Securing Multi-Cluster ArgoCD
I'm on the final chapters of Kubernetes: An Enterprise Guide, 3rd ed. Just as in previous editions, we're finishing the book with building out a platform based on what we learned through out the book. In the first two editions, we built out a GitOps platform using ArgoCD in a single cluster. In the 3rd Ed, we're using three separate clusters: control plane, development, and production. Each tenant in our cluster will get a namespace in both development, and production and each namespace will run a virtual cluster. In previous attempts at a similar architecture, I deployed an ArgoCD with each vCluster. While this gave quite a bit of control to tenants, it makes for a lot of extra resources and is an additional system that needs to be maintained in each tenant. We were already deploying a centralized Vault and OpenUnison.
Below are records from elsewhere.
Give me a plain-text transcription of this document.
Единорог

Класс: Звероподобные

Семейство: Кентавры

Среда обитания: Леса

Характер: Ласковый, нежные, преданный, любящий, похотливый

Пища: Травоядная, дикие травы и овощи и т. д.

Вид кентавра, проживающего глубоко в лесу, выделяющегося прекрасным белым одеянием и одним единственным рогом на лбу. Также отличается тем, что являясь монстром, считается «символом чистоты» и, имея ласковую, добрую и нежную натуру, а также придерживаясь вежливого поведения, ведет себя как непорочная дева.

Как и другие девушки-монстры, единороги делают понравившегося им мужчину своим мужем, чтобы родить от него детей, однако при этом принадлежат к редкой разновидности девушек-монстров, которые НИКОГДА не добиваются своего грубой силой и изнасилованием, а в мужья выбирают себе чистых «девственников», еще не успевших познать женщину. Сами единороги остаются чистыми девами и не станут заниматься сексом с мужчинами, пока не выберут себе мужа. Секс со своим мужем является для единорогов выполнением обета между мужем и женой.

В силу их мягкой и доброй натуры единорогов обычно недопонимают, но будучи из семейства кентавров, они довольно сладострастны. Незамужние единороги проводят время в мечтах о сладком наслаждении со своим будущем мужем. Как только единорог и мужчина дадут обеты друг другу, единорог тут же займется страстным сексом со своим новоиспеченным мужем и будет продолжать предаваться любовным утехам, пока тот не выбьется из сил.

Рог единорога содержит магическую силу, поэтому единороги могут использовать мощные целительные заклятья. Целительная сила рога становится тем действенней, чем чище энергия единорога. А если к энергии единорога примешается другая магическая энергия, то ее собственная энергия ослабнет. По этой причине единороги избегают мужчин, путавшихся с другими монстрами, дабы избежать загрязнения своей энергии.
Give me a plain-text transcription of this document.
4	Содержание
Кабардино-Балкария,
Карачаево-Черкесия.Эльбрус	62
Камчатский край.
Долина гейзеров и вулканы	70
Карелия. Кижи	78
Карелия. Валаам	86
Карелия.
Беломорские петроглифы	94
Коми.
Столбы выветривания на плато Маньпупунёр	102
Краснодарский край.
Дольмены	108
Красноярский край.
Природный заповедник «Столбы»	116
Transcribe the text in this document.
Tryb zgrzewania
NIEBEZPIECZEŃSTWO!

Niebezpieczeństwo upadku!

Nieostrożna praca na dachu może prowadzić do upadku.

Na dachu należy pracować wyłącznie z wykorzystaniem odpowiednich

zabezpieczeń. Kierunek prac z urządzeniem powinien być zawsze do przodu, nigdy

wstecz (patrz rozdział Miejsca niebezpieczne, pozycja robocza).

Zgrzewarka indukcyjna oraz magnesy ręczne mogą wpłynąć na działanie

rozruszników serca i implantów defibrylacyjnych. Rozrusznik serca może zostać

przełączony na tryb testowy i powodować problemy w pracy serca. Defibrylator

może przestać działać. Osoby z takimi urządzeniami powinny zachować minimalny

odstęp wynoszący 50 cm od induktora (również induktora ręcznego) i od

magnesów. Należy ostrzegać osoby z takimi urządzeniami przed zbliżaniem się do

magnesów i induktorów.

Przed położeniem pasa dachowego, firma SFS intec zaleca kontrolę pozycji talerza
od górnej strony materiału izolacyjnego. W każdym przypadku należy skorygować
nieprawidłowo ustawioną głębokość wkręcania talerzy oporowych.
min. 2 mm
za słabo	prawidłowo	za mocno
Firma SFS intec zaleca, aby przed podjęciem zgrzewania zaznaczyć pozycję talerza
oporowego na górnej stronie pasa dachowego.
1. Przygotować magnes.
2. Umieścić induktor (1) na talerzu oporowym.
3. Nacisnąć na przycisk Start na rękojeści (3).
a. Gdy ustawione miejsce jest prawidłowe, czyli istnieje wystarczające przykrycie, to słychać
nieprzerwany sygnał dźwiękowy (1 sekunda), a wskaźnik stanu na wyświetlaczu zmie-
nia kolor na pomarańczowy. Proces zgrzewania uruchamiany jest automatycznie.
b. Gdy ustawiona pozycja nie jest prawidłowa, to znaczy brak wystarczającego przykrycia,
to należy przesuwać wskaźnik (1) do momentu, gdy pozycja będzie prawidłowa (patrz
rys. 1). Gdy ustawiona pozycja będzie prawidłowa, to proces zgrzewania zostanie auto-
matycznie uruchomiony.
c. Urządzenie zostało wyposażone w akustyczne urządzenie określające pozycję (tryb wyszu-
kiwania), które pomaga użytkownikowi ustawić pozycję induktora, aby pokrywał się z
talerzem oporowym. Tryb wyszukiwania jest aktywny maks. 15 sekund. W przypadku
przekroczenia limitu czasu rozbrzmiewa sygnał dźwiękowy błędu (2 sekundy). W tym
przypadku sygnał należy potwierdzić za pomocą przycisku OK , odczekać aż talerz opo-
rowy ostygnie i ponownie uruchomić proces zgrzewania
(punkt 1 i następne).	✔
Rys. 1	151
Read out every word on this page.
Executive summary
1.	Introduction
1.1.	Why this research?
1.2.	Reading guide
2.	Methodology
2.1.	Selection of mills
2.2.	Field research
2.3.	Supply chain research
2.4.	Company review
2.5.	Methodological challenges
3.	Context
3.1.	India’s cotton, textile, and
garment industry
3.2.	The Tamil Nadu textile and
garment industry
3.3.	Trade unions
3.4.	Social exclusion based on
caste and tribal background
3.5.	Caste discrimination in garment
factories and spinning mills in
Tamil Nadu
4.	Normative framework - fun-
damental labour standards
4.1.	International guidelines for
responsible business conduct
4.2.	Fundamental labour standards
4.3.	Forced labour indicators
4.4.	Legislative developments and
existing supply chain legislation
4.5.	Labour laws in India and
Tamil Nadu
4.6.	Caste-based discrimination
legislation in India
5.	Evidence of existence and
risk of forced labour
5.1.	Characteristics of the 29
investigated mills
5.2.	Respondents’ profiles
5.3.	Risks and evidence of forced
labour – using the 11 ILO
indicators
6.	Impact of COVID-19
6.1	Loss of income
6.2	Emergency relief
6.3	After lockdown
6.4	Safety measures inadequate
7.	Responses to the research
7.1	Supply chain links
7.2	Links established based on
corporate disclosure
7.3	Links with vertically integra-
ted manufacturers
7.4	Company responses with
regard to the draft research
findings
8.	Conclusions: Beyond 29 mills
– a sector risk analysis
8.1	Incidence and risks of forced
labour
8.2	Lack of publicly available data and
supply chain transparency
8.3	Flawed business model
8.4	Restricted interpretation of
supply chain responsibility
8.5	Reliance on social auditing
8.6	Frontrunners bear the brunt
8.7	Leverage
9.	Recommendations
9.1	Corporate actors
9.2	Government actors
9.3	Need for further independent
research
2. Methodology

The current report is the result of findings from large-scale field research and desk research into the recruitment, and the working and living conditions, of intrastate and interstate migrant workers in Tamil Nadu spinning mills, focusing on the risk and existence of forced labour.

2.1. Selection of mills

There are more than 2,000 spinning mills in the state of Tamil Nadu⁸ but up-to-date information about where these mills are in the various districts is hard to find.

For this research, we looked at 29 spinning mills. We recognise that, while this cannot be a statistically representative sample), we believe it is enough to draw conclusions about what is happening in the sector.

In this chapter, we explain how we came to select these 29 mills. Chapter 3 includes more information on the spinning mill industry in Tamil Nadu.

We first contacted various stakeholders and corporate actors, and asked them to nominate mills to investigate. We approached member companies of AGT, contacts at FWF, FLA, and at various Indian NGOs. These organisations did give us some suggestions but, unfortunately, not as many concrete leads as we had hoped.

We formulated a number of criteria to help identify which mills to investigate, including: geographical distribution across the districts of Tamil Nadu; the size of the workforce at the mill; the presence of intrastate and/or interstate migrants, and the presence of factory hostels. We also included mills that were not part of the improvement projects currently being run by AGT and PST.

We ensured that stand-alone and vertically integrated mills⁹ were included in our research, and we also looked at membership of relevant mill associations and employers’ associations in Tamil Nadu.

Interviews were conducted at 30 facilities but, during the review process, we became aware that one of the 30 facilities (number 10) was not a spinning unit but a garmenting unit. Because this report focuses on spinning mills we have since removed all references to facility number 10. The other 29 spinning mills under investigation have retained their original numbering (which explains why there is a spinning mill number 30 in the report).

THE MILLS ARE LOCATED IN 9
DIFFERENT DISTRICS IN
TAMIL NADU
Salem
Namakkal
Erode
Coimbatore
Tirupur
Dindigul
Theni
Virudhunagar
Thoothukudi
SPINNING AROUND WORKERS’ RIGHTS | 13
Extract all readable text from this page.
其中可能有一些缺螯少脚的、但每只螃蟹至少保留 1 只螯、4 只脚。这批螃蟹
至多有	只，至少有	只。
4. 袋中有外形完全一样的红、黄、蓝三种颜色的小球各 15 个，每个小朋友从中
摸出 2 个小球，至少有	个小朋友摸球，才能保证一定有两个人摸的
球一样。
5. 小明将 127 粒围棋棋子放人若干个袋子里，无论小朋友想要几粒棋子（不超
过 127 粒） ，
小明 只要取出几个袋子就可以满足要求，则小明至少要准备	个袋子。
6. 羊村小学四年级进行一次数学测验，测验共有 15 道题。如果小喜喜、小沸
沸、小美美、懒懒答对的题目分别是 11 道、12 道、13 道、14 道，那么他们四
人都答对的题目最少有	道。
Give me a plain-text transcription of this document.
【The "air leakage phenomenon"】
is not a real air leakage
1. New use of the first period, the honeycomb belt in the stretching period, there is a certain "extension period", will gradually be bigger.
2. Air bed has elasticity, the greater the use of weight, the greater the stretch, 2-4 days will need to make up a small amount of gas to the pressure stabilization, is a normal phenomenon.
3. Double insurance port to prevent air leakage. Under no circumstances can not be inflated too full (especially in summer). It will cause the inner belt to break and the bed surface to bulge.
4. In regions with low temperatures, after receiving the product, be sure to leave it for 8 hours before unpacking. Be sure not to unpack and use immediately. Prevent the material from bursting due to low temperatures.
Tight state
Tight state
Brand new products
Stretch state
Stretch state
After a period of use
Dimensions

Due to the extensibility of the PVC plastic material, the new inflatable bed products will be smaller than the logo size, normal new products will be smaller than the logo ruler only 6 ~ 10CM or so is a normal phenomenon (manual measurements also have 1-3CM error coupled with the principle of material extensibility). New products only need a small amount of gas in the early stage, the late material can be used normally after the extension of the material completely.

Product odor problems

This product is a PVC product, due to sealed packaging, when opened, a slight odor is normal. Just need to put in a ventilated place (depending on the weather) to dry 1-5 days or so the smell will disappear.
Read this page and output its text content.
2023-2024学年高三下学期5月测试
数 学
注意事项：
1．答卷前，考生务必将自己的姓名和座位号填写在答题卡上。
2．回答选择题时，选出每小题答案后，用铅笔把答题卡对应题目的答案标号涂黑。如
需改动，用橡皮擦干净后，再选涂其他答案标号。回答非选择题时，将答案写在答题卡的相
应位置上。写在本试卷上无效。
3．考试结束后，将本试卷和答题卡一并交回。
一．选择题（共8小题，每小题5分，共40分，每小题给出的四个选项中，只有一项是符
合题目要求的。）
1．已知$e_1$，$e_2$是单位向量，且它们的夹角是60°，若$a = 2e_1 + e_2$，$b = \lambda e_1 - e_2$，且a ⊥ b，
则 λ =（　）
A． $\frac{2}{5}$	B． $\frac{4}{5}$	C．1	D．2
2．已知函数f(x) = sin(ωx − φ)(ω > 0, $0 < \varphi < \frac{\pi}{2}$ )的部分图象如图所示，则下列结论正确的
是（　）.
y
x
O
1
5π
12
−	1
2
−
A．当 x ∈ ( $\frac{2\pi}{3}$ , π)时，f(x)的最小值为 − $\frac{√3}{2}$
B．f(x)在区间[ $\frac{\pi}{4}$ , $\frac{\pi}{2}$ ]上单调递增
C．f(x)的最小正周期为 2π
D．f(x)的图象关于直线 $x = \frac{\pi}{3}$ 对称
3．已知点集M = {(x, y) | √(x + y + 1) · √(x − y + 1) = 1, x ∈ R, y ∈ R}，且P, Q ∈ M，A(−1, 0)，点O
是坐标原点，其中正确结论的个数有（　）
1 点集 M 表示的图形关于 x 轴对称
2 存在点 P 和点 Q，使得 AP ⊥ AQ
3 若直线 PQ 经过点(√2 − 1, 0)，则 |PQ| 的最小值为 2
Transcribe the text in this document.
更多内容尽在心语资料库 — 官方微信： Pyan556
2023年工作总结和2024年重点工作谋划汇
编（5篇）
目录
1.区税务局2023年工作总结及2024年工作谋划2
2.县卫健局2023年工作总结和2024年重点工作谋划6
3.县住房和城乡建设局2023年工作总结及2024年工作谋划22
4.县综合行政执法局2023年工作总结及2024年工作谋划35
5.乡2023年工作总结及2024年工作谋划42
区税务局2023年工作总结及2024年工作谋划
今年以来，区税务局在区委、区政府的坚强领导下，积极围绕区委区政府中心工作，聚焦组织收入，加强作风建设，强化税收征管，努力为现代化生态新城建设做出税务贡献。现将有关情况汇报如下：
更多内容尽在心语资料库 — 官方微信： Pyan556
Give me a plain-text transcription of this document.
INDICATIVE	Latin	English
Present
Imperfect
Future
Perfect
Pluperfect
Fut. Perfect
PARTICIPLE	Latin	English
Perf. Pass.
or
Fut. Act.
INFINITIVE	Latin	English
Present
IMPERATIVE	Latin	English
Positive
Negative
It would be better to deploy a single, centralized ArgoCD which could then manage each tenant's individual vClusters remotely.

High level platform architecture from Kube: Enterprise Guide 3rd Ed
ArgoCD already has the ability to add a remote cluster for management, but there's a critical issue with how ArgoCD does this, it uses a ServiceAccount and an associated token to authenticate to the remote cluster. We've blogged before about how this is an anti-pattern. ServiceAccount tokens were never designed to be used from outside the cluster. Since 1.24, the standard has been to generate a token that has an expiration, but that means you need to have a rotation strategy and if you were to lose that token, there's no way to invalidate it. We ideally want to be able to generate an identity for our remote cluster based on an existing identity in the control plane cluster.
I wanted my control plane ArgoCD to communicate with clusters via a very short lived token. The token should be tightly scoped and the remote cluster should be able to accept the token without a pre-shared secret. I'd also like to be rotate the key used to sign the token on a regular basis without having to update the downstream cluster. After doing some digging into how ArgoCD works, it became apparent that I had all the pieces I needed, I just had to make them work together.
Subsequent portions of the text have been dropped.